S.I. : Dans un de vos articles, vous parlez de vous-mêmes et de vos amis comme de représentants d’une génération indifférente à la politique, une génération
qui, selon Alain de Benoist était censée choisir entre « La bêtise de la droite et la mesquinerie de la gauche » : d’un côté le régime gaulliste corrompu et perverti, d’une
laideur esthétique à faire peur, et de l’autre, les anciens émeutiers vendant leur radicalisme hypocrite (…). Choix inacceptable pour votre génération, d’où votre apolitisme et votre absence d’illusions.
TM : Ce n’est pas par hasard que
le punk-rock date de cette époque-là. Une révolte sans objectif. La politique, pour les plus honnêtes d’entre nous (et peu d’entre eux sont encore vivants) est une chose répugnante jusqu’à aujourd’hui.
S. I. : Vous avez certainement remarqué, qu’une situation semblable s’est récemment mise en place en Russie. Dans des proportions moindres, mais la coïncidence
est frappante. Limonov, qui avec sa « Stratégie 31 » ( selon laquelle tous les 31 du mois il se livrerait à une manifestation de rue, en accord avec l’article 31 de la constitution russe, NDT) avait entretenu la flamme de l’agitation, s’est retrouvé pratiquement seul lorsque les manifestations de masse ont commencé. D’une manière ou d’une autre, il était resté idéaliste,
et les idéalistes se font toujours baiser. Vous avez très bien décrit ça dans « Fasciste », et la contestation contemporaine en Russie a répété l’affaire quasiment mot pour mot. D’ailleurs,
il serait grand temps que votre livre soit publié par une maison d’édition russe.

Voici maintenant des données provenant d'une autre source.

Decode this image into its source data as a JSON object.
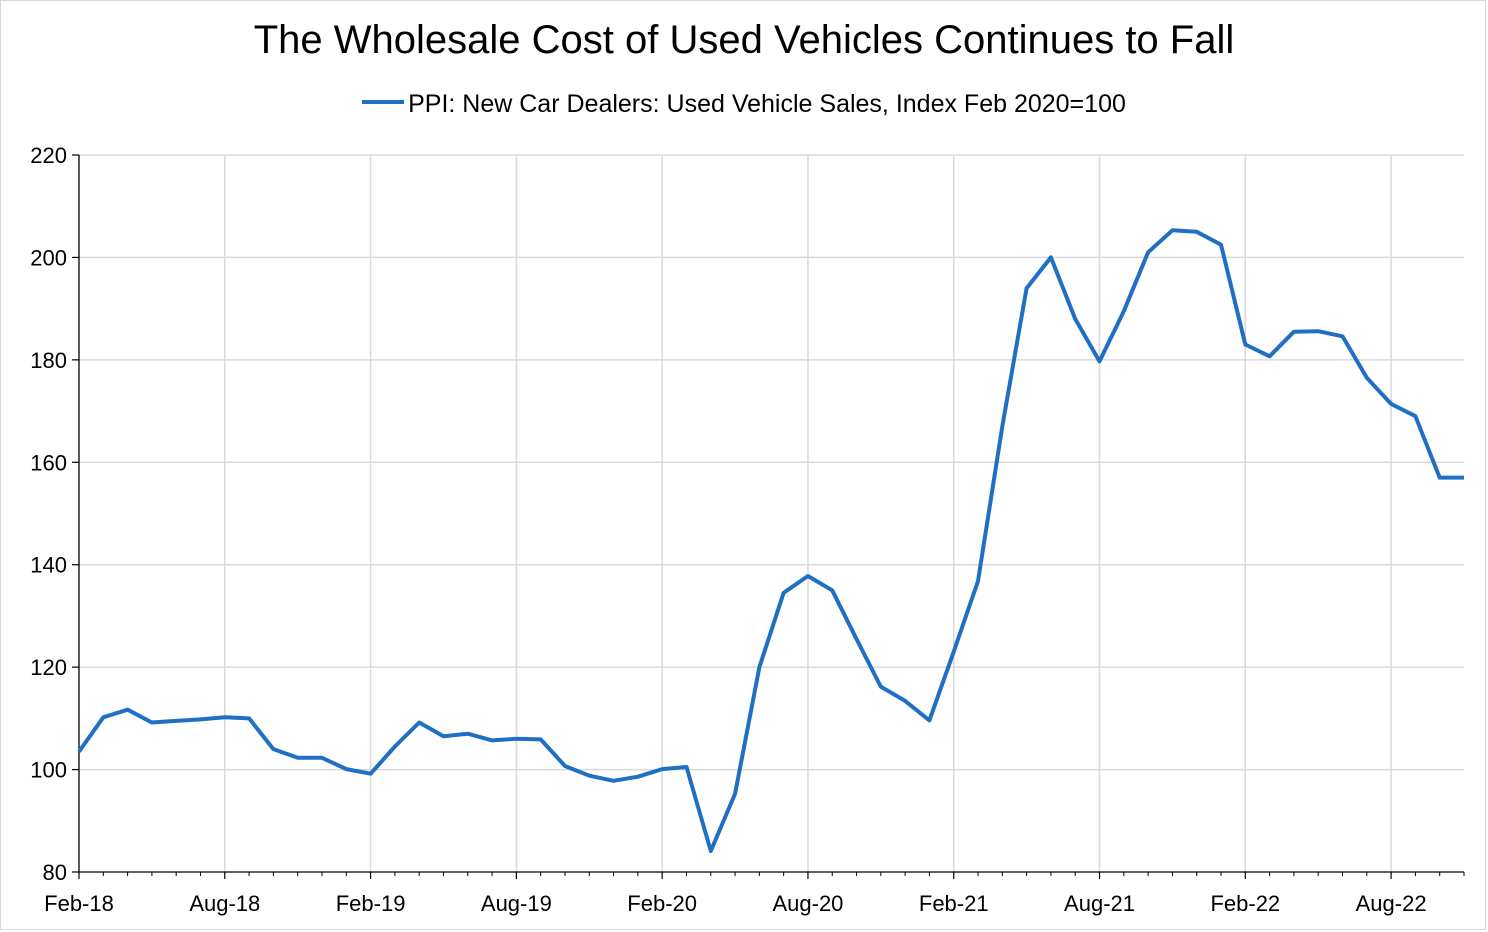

TM : Vous comprenez bien que Limonov n’est pas un politicard. C’est un écrivain romantique. Je considère que sa véritable victoire est d’avoir créé une culture souterraine en Russie, comme
il n’y en avait jamais eu auparavant. C’est la victoire de Limonov en tant qu’artiste. En politique, il s’est souvent égaré. Putain, c’est pas sa tasse de thé.
Je suis entièrement d’accord pour être publié en Russie. Toutes les propositions
sont bienvenues Mais il semble qu’on m’ait définitivement exclu de l’annuaire des auteurs en France, du coup cela semble peu probable…

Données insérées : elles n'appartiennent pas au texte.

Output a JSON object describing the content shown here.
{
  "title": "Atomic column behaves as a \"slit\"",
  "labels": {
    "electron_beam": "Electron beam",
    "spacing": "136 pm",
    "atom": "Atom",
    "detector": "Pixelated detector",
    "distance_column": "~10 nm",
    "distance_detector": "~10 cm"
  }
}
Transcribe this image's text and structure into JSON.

S.I. : Dites-nous, Monsieur Marignac, dans des circonstances où on a perdu toutes ses illusions, désamorcé tous les idéaux, mais qu’on a gardé une forme de passion, comment poursuivre ? Pour que vous
puissiez conseiller ceux qui se trouvent en situation de déception totale, de méfiance et d’impuissance objective analogue à celle que vous décrivez ? Partagez, SVP, avec nous, l’expérience qui vous a permis
de survivre. Vous allez rire, mais pour nombre de vos lecteurs russes, c’est très actuel.
TM : En effet, je rigole. Tout d’abord parce que je ne suis ni prophète, ni leader, ni guide, mais un simple romancier. Indiquer la voie m’est impossible, je n’en ai donc pas l’intention. La seule chose dont je
puisse parler : je ne crois qu’aux entreprises concrètes et aux personnes concrètes, capables de faire preuve de courage, de bonté, et de dévouement. C’est que je m’étais efforcé de faire en
Ukraine. Après mon reportage sur les toxicos, l’organisation « Narcotiques Anonymes » de Kiev a obtenu un budget de la Croix Rouge. À bouffer pour tout le monde pendant un an. En France, du reste, ce livre ne s’était
vendu qu’à 280 exemplaires. Mais je m’en foutais. J’avais rempli ma mission.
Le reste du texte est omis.